Так или иначе, картина этого боя, «очевидцами» которого мы стали, уже никогда не будет документально восстановлена. Хотя некоторые ее общие детали можно найти во фрагменте воспоминаний Федора Матвеевича Зинченко, которые я приведу чуть ниже – например, смутившая всех поисковиков небольшая глубина обнаруженной траншеи объясняется одной фразой о «наспех отрытых окопчиках»...
 
И кто знает, может быть найденные поисковиками позиции принадлежали батальону того самого капитана Неустроева, о котором и пишет Федор Матвеевич?


 
Февраль 1945-го. Взятие Шнейдемюля (продолжение).
 
(Из книги Федора Зинченко, «Герои штурма рейхстага»).
 
«...Обстановка была сложной. В ходе наступления в городе Шнейдемюль (ныне Пила) была блокирована группировка вражеских войск численностью до 12 тысяч человек. Естественно, гитлеровцы могли в любой момент предпринять попытку вырваться из кольца. Так оно и случилось.
 
В ночь на 14 февраля противник при поддержке 10–12 танков нанес удар на узком участке в северо-восточном секторе и прорвал оборону стрелкового батальона, который оборонялся на широком фронте. В час ночи 756-й полк был поднят по тревоге – я получил приказ немедленно выступить навстречу прорвавшемуся из Шнейдемюля противнику. Через 30 минут полк выступил в район, определенный в приказе.
 
Впереди – первый наш бой в границах гитлеровского рейха. Задача серьезно усложнялась тем, что сведений о противнике, кроме того, где и как он прорвался, мы не имели практически никаких. Офицер, прибывший из штаба дивизии, ничего в дополнение к этому сказать не мог.
 
...Подразделения быстро заняли намеченные позиции. Саперы получили приказ установить мины под деревьями, чтобы при подходе вражеских танков устроить завалы. Нужно было сделать все так, чтобы не обнаружить себя преждевременно – если противник заметит ловушку, то у него вполне достаточно сил и средств, чтобы смять нашу оборону.
 
Долго ждать не пришлось... Впереди шли танки, за ними бронетранспортеры и свыше двух десятков автомашин, набитых гитлеровцами, за автомашинами прицеплены орудия. Ближе, ближе...
 
Метров за 300 от перекрестка танки неожиданно остановились, будто принюхивались. Но вот снова двинулись с пехотой вперед.
 
Инженер полка капитан Василий Иванович Шерстнев, который лежит рядом со мной, просит разрешить начать подрывать деревья. Нет, еще рано. Еще хоть сотню метров. Пусть колонна глубже вползет в огневой мешок. Вон до того наклонившегося дерева... Все. С сухим треском рассекает небо серия красных ракет: огонь!
 
...Через несколько часов колонна была разгромлена. Взятый в плен немецкий майор показал, что в передовом отряде, ранее проскочившем перекресток, был комендант шнейдемюльского гарнизона полковник Ремлингер.
 
– Мы были уверены, – сказал майор, – что путь свободен. Ваш огонь был полнейшей неожиданностью.
 
...Вырвавшись из Шнейдемюля, гитлеровцы разделились на две группы.

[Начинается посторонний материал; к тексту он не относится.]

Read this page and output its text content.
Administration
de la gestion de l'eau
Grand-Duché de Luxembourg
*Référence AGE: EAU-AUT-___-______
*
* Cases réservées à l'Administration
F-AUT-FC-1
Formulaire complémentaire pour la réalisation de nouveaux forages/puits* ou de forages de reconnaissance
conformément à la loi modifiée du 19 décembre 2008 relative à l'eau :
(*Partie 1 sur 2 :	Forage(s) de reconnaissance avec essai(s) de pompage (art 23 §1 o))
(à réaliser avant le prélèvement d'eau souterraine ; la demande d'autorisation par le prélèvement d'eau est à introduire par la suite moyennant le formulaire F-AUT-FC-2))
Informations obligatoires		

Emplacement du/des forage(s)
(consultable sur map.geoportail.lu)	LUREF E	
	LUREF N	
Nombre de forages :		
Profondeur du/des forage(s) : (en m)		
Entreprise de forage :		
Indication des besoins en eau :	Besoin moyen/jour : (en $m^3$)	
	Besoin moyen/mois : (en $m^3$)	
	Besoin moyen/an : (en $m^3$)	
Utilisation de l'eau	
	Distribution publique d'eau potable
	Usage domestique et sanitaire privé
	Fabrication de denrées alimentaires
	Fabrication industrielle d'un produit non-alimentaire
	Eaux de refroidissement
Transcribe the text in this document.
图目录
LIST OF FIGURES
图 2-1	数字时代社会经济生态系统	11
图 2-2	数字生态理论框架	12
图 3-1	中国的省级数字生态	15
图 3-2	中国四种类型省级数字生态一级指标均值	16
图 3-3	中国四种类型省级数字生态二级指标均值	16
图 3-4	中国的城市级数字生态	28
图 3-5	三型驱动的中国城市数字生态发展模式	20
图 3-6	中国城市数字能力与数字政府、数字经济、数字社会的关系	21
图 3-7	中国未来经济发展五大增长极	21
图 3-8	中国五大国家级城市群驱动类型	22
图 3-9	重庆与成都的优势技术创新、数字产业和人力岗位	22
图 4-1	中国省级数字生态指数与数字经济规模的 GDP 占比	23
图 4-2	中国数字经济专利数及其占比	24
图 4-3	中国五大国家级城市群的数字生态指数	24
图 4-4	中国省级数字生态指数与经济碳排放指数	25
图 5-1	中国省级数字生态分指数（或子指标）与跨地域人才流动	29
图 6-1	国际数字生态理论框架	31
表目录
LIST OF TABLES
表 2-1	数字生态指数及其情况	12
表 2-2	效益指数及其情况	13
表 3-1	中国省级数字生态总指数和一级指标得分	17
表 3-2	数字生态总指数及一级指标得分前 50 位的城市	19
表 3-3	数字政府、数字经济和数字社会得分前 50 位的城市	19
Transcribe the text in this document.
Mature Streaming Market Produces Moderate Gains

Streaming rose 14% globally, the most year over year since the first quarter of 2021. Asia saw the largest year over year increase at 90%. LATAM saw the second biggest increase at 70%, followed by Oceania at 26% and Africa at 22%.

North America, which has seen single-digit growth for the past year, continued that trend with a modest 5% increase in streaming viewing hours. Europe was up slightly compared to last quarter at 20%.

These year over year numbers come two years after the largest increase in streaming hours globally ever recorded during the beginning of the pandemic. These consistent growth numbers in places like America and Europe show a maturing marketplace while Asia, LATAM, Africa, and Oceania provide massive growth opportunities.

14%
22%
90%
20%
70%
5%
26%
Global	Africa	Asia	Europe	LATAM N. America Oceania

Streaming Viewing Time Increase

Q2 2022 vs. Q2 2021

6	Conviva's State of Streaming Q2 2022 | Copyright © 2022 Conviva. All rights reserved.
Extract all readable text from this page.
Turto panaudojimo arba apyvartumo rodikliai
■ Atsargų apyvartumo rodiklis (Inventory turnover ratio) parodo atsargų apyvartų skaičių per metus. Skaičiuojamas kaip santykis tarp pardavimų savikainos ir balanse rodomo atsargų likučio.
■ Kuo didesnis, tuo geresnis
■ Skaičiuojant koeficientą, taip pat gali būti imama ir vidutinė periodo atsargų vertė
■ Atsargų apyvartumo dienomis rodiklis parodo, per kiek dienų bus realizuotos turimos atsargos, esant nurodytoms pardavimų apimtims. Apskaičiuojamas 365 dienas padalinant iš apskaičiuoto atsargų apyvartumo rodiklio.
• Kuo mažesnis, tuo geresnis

Замысел Ремлингера был прост. Первая, механизированная группа численностью до 3000 человек на автомашинах с танками, со значительным количеством артиллерии и минометов стремительно продвигается по намеченному маршруту и сбивает нашу оборону, выставляя на окраинах населенных пунктов, мостах и перекрестках дорог сильные заслоны.
 
Пропустив колонну главных сил, эти заслоны должны свертываться и идти в арьергарде. Первой группой командовал сам Ремлингер...
 
...Всю ночь с 14 на 15 февраля гитлеровцы настойчиво атаковали наши подразделения. И вдруг из предутренней мглы появились новые вражеские цепи. На подмогу гитлеровцам подошла еще одна колонна. Наступил критический момент. Не считаясь с потерями, враг непрерывно лез и лез вперед.
 
Бой длится уже три часа. Батальон капитана Неустроева почти полностью окружен.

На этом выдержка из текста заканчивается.